A few years ago, Amy Okaya, a data science researcher and technical writer with a background in public health, was trying to think about “what issue would be important to work on. I really landed on water.”
The result was the unveiling on YouTube this week of a measured, 27-minute documentary video called “Where is the Water in White Bear Lake.”
It’s a look, not just at the disappointed neighbors and business operators who have seen lake levels drop significantly, but more importantly at the larger lessons for water users everywhere.
Okaya steers away from the politics and legal challenges swirling around the shrunken lake, although she cites the U.S. Geological Survey study attributing the lake’s lower levels to steady groundwater pumping in the region.
If there’s a message she wanted to get across, she said in a telephone interview, it’s the need for an emphasis on water conservation. You get a clear sense of how years of growth, groundwater pumping and high consumption are leading down a path that isn’t sustainable.
It’s not just about White Bear Lake.
At one point in the film, Minnesota Department of Natural Resources manager Jeanette Leete says, “The only real way to change the situation is to change how people behave when they use water. “We’re going to pack some 2 million more people into this general area and if we don’t change how many gallons per day a person uses, we’re not on a very good trajectory.”

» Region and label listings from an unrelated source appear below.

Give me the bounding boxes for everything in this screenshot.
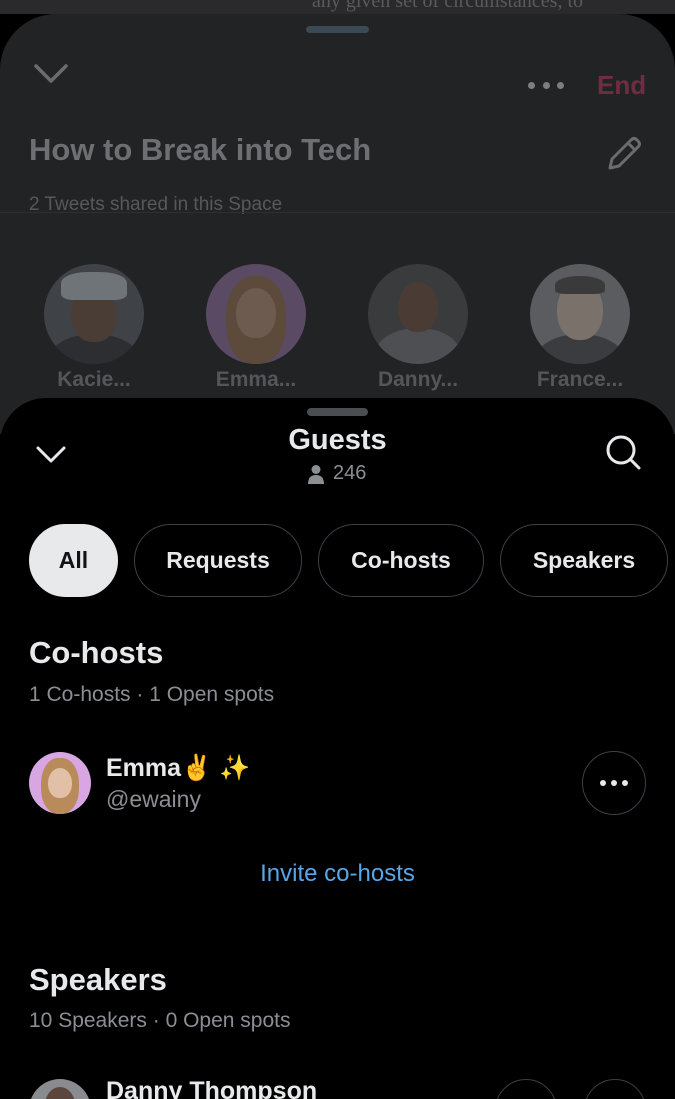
search-icon[interactable] (603, 432, 643, 472)
avatar (29, 1079, 91, 1099)
co-hosts-heading: Co-hosts (29, 635, 164, 670)
tab-co-hosts[interactable]: Co-hosts (318, 524, 484, 597)
participant-name: Emma... (215, 368, 297, 391)
guests-count-value: 246 (333, 462, 367, 484)
participant-name: Kacie... (57, 368, 131, 391)
participant-danny[interactable]: Danny... (363, 264, 473, 392)
avatar (530, 264, 630, 364)
speakers-heading: Speakers (29, 962, 167, 997)
guests-title: Guests (288, 424, 387, 456)
participant-name: France... (536, 368, 624, 391)
end-space-button[interactable]: End (597, 70, 646, 101)
guests-drag-handle[interactable] (307, 408, 368, 416)
tab-speakers[interactable]: Speakers (500, 524, 668, 597)
tab-all[interactable]: All (29, 524, 118, 597)
avatar (206, 264, 306, 364)
guests-sheet: Guests 246 All Requests Co-hosts Speaker… (0, 398, 675, 1099)
participant-kacie[interactable]: Kacie... (39, 264, 149, 392)
more-options-button[interactable] (582, 751, 646, 815)
speaker-row[interactable]: Danny Thompson (29, 1077, 646, 1099)
guests-count: 246 (307, 462, 366, 485)
background-article-text: any given set of circumstances, to (312, 0, 584, 12)
more-options-icon[interactable] (528, 80, 564, 90)
speakers-summary: 10 Speakers · 0 Open spots (29, 1009, 291, 1032)
user-name: Danny Thompson (106, 1077, 318, 1099)
invite-co-hosts-link[interactable]: Invite co-hosts (0, 860, 675, 888)
avatar (29, 752, 91, 814)
user-handle: @ewainy (106, 786, 201, 812)
space-drag-handle[interactable] (306, 26, 369, 33)
divider (0, 212, 675, 213)
avatar (368, 264, 468, 364)
background-article-strip: any given set of circumstances, to (0, 0, 675, 14)
person-icon (308, 464, 324, 484)
participant-name: Danny... (377, 368, 459, 391)
user-name: Emma✌️ ✨ (106, 754, 251, 782)
avatar (44, 264, 144, 364)
space-sheet: End How to Break into Tech 2 Tweets shar… (0, 14, 675, 434)
mute-button[interactable] (495, 1079, 557, 1099)
chevron-down-icon[interactable] (32, 58, 70, 88)
more-options-button[interactable] (584, 1079, 646, 1099)
space-title: How to Break into Tech (29, 132, 372, 167)
filter-tabs: All Requests Co-hosts Speakers (29, 524, 668, 598)
co-hosts-summary: 1 Co-hosts · 1 Open spots (29, 683, 275, 706)
pencil-icon[interactable] (602, 132, 646, 176)
participant-emma[interactable]: Emma... (201, 264, 311, 392)
participant-france[interactable]: France... (525, 264, 635, 392)
tab-requests[interactable]: Requests (134, 524, 302, 597)
co-host-row[interactable]: Emma✌️ ✨ @ewainy (29, 751, 646, 816)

The closing is poignant, a series of views of big water towers — Lino Lakes, Hugo, White Bear Township, Centerville — interspersed with the big suburban houses and fresh commercial developments they supply.
Okaya, who has lived in White Bear Township for years, got support for the film from the Ramsey/Washington Counties Suburban Cable Commision. It took her two years to complete, she said. “It was part of that ‘think globally, act locally’ thing.”
She’s thinking ahead to her next water film.